There have been well-publicized examples of investigations trying to identify the whistle-blower, rather than address the issues raised. Indeed, one of the demands of campaigners such as Protect is that UK law should put a positive duty on employers to prevent victimization and should address the wrongdoing that whistle-blowers expose. Current law, they say, is toothless.

Nipping It in the Bud

Organizations should not need to be compelled to take allegations of abuses seriously (wherever the accusation comes from). Nor should they require the threat of legal action to treat whistle-blowers fairly. Both are self-evidently in businesses’ interest. Yet a focus on keeping accusations quiet can lead organizations to lose sight of this.

One consequence is unnecessary employment disputes. One potential impact of a reform of the UK legislation on whistleblowing is that more claims by employees, who suffer detriment as a result of raising concerns, are successful. Even without reform, though, disputes are time-consuming, can be costly and do little for a business’s reputation or staff morale.

More seriously, a failure to investigate appropriately can prevent businesses from addressing issues that should be addressed. At its worst, this may mean the specific allegations of wrongdoing are temporarily silenced, only for them to emerge later, resulting in even greater reputational damage, regulatory sanctions or both. There is no shortage of examples, and again, pressure for new legislation in the UK (with private members’ bills currently in both the Commons and House of Lords) may soon make the consequences felt more frequently.
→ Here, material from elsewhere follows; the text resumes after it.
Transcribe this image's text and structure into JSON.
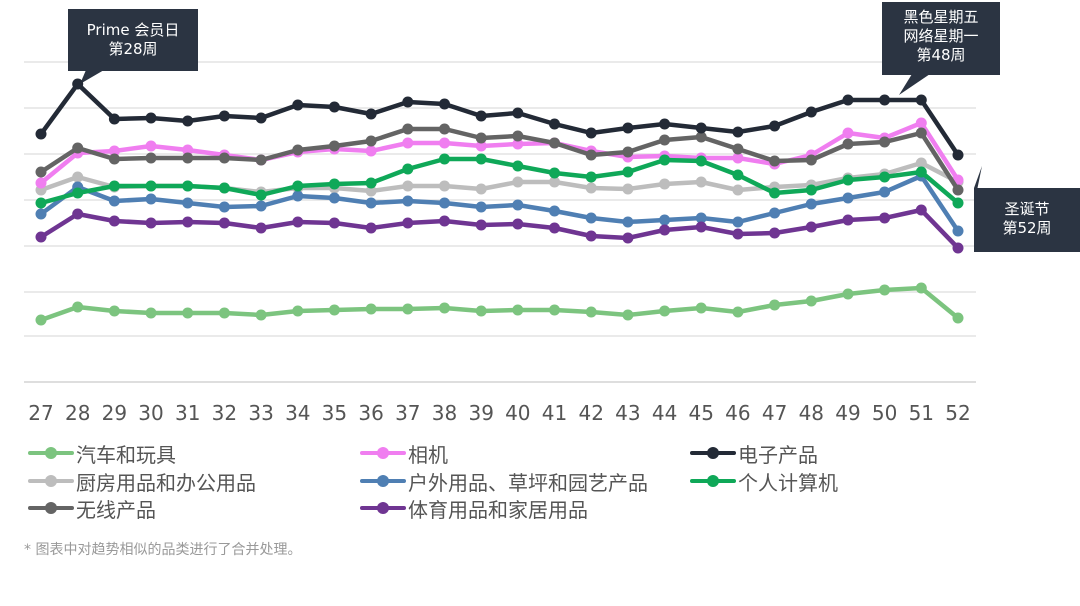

Even where investigations do address the issues identified by whistle-blowers or leaks, the desire to keep findings confidential can have negative consequences. One is that it surrenders the narrative to others if the organization’s efforts to keep the findings confidential fail—a real risk in a world of ubiquitous social media. More generally, it can prevent lessons from investigations being drawn and applied elsewhere within the organization. This is perhaps the greatest danger of all.

Learning From Mistakes

There are two respects in which constraining an investigation may prove damaging. First, if the findings are not shared appropriately, and the investigation is too constrained in its scope, the same problem may occur again elsewhere in the organization—in another territory or department. An isolated incident that is dealt with quickly and quietly can, as a result of that very discretion, emerge later as a systemic failure. In seeking to limit the reputational damage, organizations may store it up. They can snatch defeat from the jaws of failure.
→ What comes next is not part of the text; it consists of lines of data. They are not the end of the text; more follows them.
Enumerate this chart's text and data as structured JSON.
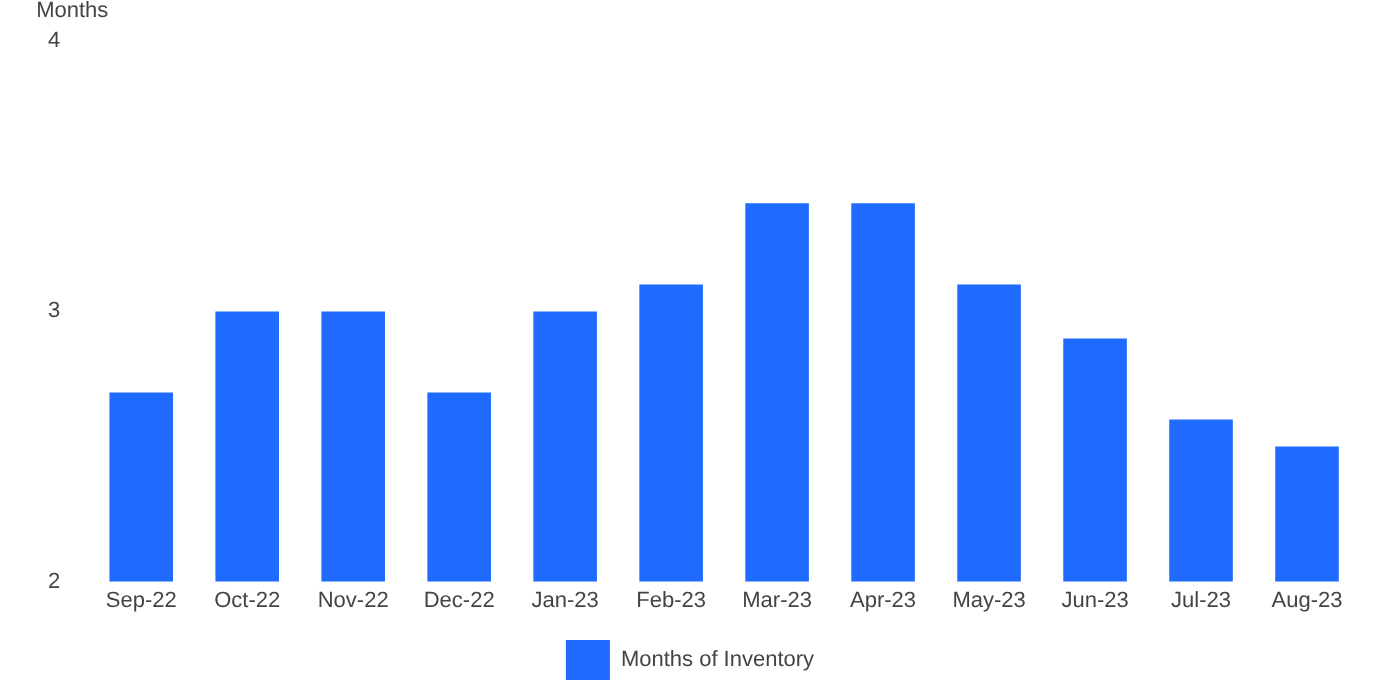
{
  "chart_data": {
    "type": "bar",
    "ylabel": "Months",
    "categories": [
      "Sep-22",
      "Oct-22",
      "Nov-22",
      "Dec-22",
      "Jan-23",
      "Feb-23",
      "Mar-23",
      "Apr-23",
      "May-23",
      "Jun-23",
      "Jul-23",
      "Aug-23"
    ],
    "series": [
      {
        "name": "Months of Inventory",
        "color": "#1f6bff",
        "values": [
          2.7,
          3.0,
          3.0,
          2.7,
          3.0,
          3.1,
          3.4,
          3.4,
          3.1,
          2.9,
          2.6,
          2.5
        ]
      }
    ],
    "ylim": [
      2,
      4
    ],
    "yticks": [
      2,
      3,
      4
    ],
    "grid": false,
    "legend": "bottom"
  }
}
That risk can be mitigated by, first, ensuring that any investigation’s scope allows for the possibility of abuse elsewhere, and second, by sharing its findings with those in the organization who could prevent similar abuse elsewhere.
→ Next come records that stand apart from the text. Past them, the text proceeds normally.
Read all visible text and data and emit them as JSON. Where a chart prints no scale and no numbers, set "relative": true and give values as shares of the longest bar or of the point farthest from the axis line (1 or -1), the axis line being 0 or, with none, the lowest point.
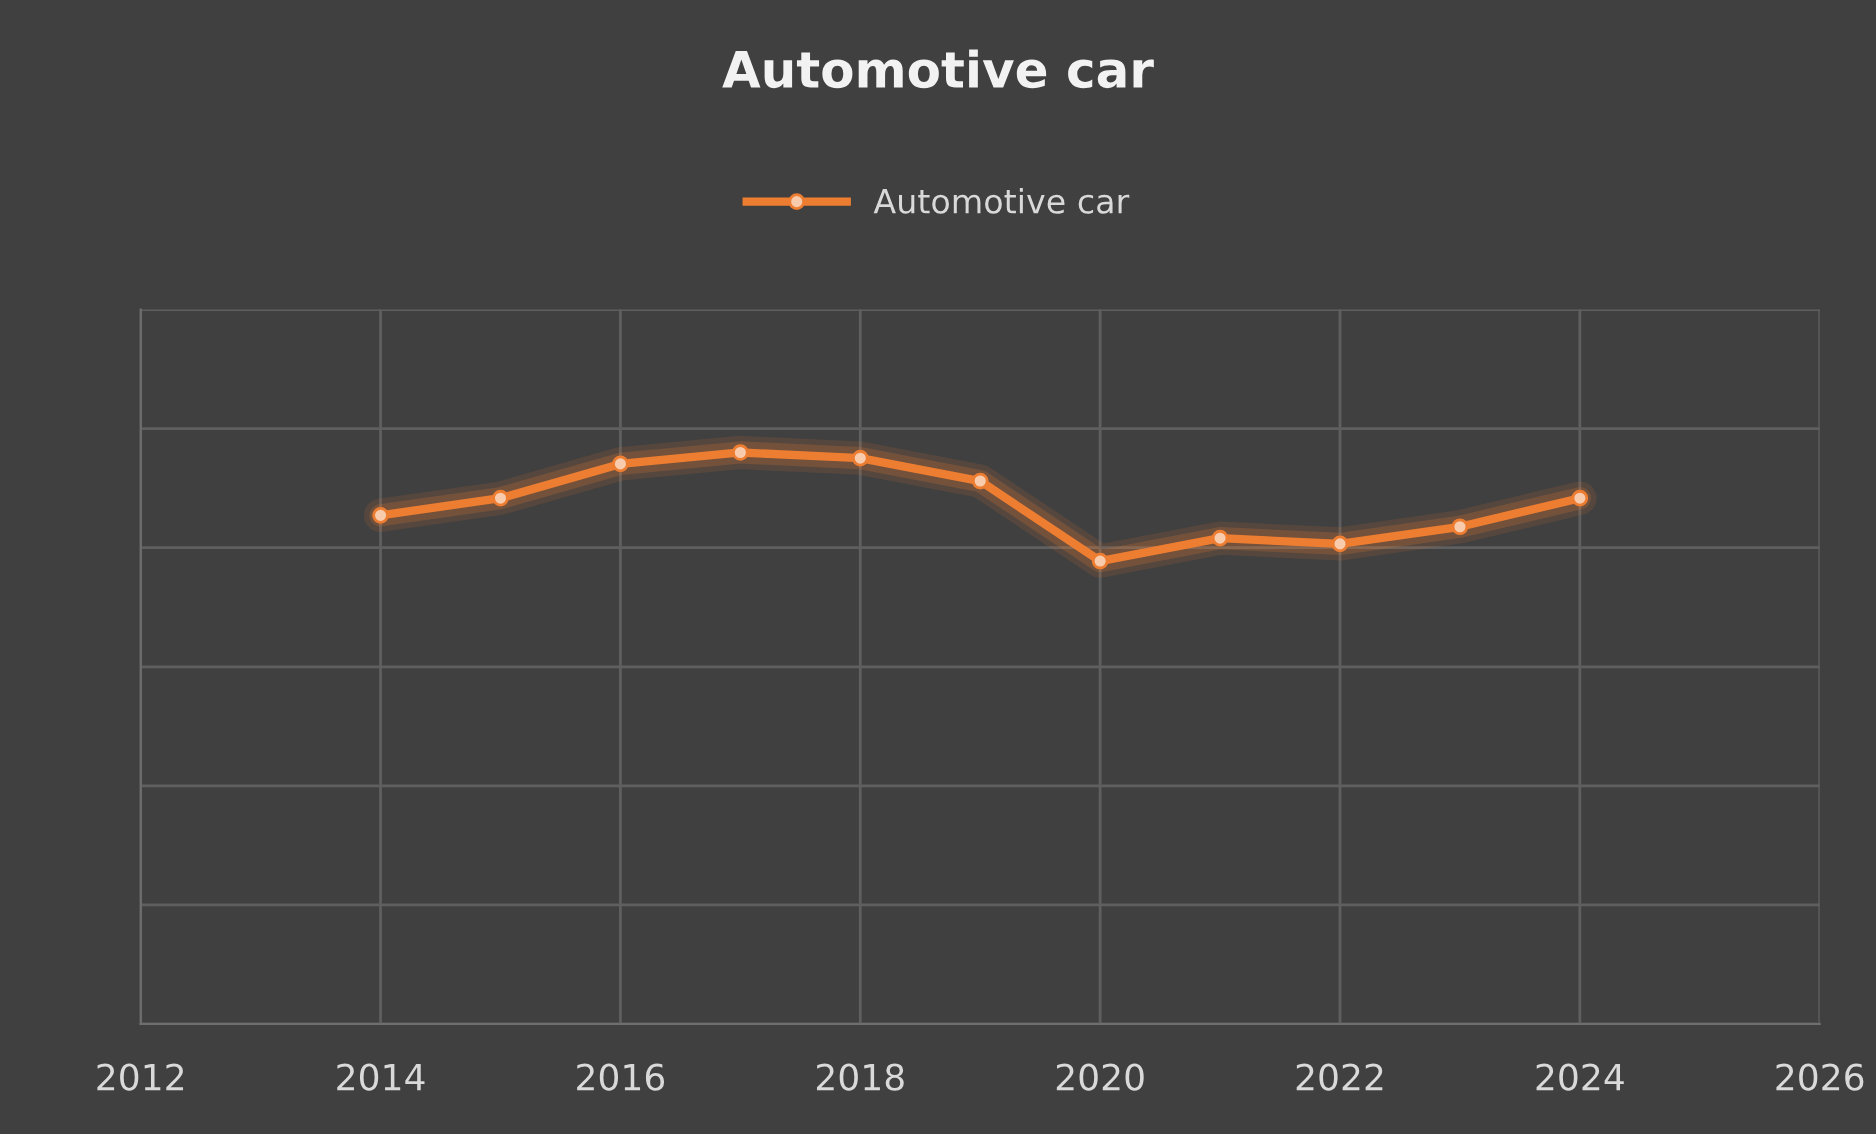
{
  "chart_data": {
    "type": "line",
    "title": "Automotive car",
    "relative": true,
    "x": [
      2014,
      2015,
      2016,
      2017,
      2018,
      2019,
      2020,
      2021,
      2022,
      2023,
      2024
    ],
    "series": [
      {
        "name": "Automotive car",
        "color": "#ed7d31",
        "values": [
          0.89,
          0.92,
          0.98,
          1,
          0.99,
          0.95,
          0.81,
          0.85,
          0.84,
          0.87,
          0.92
        ]
      }
    ],
    "xlim": [
      2012,
      2026
    ],
    "xticks": [
      2012,
      2014,
      2016,
      2018,
      2020,
      2022,
      2024,
      2026
    ],
    "grid": true,
    "legend": "top",
    "marker": "circle",
    "line_style": "solid"
  }
}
More commonly, however, incidents prompting an investigation may point to broader issues. Rather than merely addressing the symptom, organizations should seek to identify the illness. Root cause analysis should examine what apparently isolated incidents may say about the weaknesses in the organization’s policies, procedures, controls or culture—and how these could manifest in other ways. The endpoint of an investigation should therefore be the starting point for serious review and reform of these areas. Effective investigations need to be followed by remediation of the underlying problems.

It’s by drawing these broader lessons that organizations can turn investigations into an opportunity to prevent future abuses. And it’s the failure to do so that means we too often see a scandal in one area (such as Libor rigging) later repeat in another (such as the foreign exchange trading); different teams and markets but the same cultural causes.

If they wish to prevent this, organizations must be willing to break down information silos and engage with the bigger picture. Organizations need to be braver and ensure they acknowledge, remediate and learn from mistakes rather than brush them under the carpet. Those who cannot learn from history are doomed to repeat it.